Tapping into destination recruitment

When Tourism Queensland launched its Best Job in the World campaign in 2009, the aim was more to market the region to tourists than to attract skills.

The global online campaign to recruit a “caretaker of the islands” who would be paid to live on Queensland’s Great Barrier Reef islands, famously generated publicity with a value far in excess of the investment made in the campaign.

About 35 000 people from more than 200 countries applied for the post and general interest was so great that the Best Job in the World website crashed two days after the campaign launched (it is reported to have generated more than 15-million pageviews since it launched).

The phenomenal success of this campaign may have sparked a new trend: destination recruitment.

Tourists and young people
Travel website Jauntaroo.com has followed suit with its Best Job Around the World competition, another marketing exercise offering one winner a year of paid-for globetrotting.

Following Queensland’s campaign, Tourism Australia this year held a competition offering the “Best jobs in the world” to promote all its states.

The tourist authority said: “More than 330 000 people from 196 countries around the world expressed interest in the six dream jobs with more than 40 000 video entries being uploaded.”

Tourism Australia said it partnered with industry, state and territory tourism partners in the new Aus$4-million campaign to target the international youth market, a segment contributing nearly Aus$12-billion annually in tourism spending.

It said: “The global youth market is an important target for Australian tourism as it not only helps drive overall expenditure but also assists the industry to fill a number of job vacancies that exist via the ‘working holiday maker visa’ programme. It is also a great way for youth travellers to earn extra funds so that they can extend their time in Australia.

“Globally, with high youth unemployment and the global financial crisis still impacting some of our key markets, a working holiday or a gap year before starting work is a very attractive prospect to this group.

“Given the seasonal nature of the tourism industry, the working holidaymaker visa has the potential to provide significant support to help fill many of the 36 000 vacancies across the sector if applicant numbers can be increased.”

As part of the global youth campaign, Tourism Australia has partnered with the global recruitment service Monster to link young people across the world with Australian job vacancies, making it easier to go to Australia to work, live, travel and “explore the Australian way of life”.

The partnership offers free recruitment advertising, on a Monster working holiday microsite, to companies that offer casual and temporary jobs that are likely to appeal to working holidaymakers.

East Africa
Building a business case on the popularity of destination jobs, new internship recruitment agency Mashariki Africa officially launched in East Africa this month, offering hospitality internships in the Zanzibar Islands, the Serengeti in Tanzania and in Nairobi, Kenya.
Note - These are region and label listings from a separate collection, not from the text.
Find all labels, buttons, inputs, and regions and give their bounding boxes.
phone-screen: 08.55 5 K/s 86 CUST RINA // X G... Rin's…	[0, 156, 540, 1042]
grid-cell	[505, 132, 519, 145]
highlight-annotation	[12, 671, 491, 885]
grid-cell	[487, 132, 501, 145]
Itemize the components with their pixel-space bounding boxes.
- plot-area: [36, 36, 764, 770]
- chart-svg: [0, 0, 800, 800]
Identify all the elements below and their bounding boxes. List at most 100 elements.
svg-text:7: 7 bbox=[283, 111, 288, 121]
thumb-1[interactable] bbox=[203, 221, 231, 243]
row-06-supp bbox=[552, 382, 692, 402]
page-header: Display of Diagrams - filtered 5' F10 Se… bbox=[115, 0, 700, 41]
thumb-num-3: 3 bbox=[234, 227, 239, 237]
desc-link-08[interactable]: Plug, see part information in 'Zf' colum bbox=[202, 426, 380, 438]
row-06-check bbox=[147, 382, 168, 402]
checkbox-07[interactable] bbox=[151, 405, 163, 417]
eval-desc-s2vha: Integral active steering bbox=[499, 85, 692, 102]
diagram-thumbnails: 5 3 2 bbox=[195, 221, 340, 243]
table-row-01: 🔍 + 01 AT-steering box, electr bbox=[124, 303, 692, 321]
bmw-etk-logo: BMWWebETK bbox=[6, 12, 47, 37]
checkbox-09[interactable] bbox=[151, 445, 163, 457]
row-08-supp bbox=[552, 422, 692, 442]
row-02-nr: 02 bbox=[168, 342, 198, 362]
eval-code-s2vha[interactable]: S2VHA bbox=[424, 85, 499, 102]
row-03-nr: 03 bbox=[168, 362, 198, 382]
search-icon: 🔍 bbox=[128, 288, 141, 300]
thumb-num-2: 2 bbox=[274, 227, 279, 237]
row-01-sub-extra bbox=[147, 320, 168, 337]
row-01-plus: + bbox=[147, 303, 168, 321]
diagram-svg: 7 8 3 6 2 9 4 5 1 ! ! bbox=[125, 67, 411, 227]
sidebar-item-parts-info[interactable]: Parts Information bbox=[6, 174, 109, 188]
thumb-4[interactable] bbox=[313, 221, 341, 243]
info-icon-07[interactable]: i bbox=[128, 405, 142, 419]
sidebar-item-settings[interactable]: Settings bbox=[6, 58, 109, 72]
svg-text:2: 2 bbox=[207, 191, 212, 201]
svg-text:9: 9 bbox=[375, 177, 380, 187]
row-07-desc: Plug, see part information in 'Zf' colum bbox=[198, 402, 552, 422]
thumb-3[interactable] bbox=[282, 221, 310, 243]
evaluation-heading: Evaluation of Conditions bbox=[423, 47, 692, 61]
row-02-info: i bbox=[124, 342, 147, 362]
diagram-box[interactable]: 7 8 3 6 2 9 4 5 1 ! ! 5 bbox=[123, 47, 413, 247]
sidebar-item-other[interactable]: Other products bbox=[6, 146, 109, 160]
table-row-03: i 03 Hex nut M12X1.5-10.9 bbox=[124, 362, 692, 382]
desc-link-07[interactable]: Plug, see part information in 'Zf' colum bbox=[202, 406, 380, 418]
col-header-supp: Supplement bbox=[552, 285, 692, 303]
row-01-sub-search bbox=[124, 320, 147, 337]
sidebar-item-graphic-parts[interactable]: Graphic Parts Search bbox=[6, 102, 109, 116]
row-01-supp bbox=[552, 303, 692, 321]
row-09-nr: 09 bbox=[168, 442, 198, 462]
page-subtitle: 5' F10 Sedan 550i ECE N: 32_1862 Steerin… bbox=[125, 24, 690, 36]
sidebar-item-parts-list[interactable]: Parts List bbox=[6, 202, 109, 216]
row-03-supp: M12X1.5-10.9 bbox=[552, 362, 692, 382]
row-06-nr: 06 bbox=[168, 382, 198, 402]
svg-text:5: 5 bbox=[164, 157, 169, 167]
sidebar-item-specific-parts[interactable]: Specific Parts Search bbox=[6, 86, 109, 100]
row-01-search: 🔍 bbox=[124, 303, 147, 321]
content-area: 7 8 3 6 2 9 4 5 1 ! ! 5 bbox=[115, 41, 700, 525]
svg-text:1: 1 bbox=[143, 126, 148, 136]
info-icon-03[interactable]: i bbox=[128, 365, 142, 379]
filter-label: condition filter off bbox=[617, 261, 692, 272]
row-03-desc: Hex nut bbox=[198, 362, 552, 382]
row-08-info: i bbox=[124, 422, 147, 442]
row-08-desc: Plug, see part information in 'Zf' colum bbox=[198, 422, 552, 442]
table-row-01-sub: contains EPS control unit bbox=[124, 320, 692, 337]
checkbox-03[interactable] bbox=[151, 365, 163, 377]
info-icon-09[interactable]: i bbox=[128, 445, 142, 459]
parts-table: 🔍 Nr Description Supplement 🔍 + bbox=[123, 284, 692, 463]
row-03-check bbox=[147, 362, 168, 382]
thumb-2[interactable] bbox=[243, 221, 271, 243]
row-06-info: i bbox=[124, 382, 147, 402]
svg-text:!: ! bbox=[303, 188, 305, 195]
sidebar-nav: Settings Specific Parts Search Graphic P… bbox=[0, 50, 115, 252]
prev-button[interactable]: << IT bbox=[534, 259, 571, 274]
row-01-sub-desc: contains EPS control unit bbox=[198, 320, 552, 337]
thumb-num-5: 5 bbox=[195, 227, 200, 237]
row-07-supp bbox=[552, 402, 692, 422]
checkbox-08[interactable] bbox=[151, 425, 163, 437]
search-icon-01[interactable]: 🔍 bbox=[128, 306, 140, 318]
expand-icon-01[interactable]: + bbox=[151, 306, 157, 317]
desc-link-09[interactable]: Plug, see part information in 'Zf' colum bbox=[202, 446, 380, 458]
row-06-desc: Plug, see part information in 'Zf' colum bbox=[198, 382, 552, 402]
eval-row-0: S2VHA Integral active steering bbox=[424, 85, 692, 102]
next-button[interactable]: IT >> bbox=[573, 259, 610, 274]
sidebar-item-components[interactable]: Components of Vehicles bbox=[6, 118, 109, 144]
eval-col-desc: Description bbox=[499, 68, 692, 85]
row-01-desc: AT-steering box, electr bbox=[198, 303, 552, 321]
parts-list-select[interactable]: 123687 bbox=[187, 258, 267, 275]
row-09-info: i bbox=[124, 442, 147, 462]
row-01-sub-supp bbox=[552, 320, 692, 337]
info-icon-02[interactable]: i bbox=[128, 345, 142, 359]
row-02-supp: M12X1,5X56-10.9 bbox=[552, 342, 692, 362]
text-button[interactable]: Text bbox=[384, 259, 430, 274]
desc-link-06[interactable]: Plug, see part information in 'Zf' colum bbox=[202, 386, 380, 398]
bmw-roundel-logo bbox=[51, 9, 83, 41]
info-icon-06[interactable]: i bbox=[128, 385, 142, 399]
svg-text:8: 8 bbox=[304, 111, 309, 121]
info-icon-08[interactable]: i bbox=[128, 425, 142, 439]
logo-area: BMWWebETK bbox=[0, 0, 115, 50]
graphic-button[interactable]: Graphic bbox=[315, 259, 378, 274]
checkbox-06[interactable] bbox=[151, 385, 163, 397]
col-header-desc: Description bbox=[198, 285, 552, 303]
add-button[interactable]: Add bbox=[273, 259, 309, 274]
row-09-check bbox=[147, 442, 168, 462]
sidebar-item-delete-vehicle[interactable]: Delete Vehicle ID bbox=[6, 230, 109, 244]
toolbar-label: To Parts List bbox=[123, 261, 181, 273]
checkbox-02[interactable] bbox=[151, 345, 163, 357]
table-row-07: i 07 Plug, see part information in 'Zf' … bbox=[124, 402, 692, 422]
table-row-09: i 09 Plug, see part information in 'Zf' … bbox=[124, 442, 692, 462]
Interns are invited to apply for posts online and are promised a salary of US$500 to US$800 a month, plus a round-trip airplane ticket from the applicant’s home city to the internship destination.

Programme director Hashim Ahmed, a hotel investment advisor by profession, says he observed, through his interactions with hotel owners in Kenya and Tanzania, that there was a shortage of foreign language speaking staff and an increasing number of hotel guests from non-English speaking countries such as China, Korea and Japan.

“Naturally, it adds great value for [foreign] guests to have hotel staff speaking in their language.

“We agreed to promote the hotels and destinations here, and [to invest in] qualified applicants, to fly them into East Africa, and provide essentials such as meals and accommodation plus a salary,” he says. “It’s being done everywhere, we’re just doing it in East Africa now.

“Our style is very much a ‘destination recruiting’ one; we believe students and applicants, or anyone for that matter, would appreciate a wonderful workplace.”

Ahmed says the online model makes global search simple: “The internet has great immediacy and urgency qualities. We’ve received applications from as far away as the US. We’re in the very early days of understanding the advantages of international online marketing for this kind of recruitment. However, it is perhaps the most effective medium for us right now,” he said.

“The responses we’ve had have been very positive. There has been a lot of interest, especially from hospitality students and graduates seeking placements to gain working experience in their study major. We’re also very pleased with the quality of candidates and applications we’re receiving.”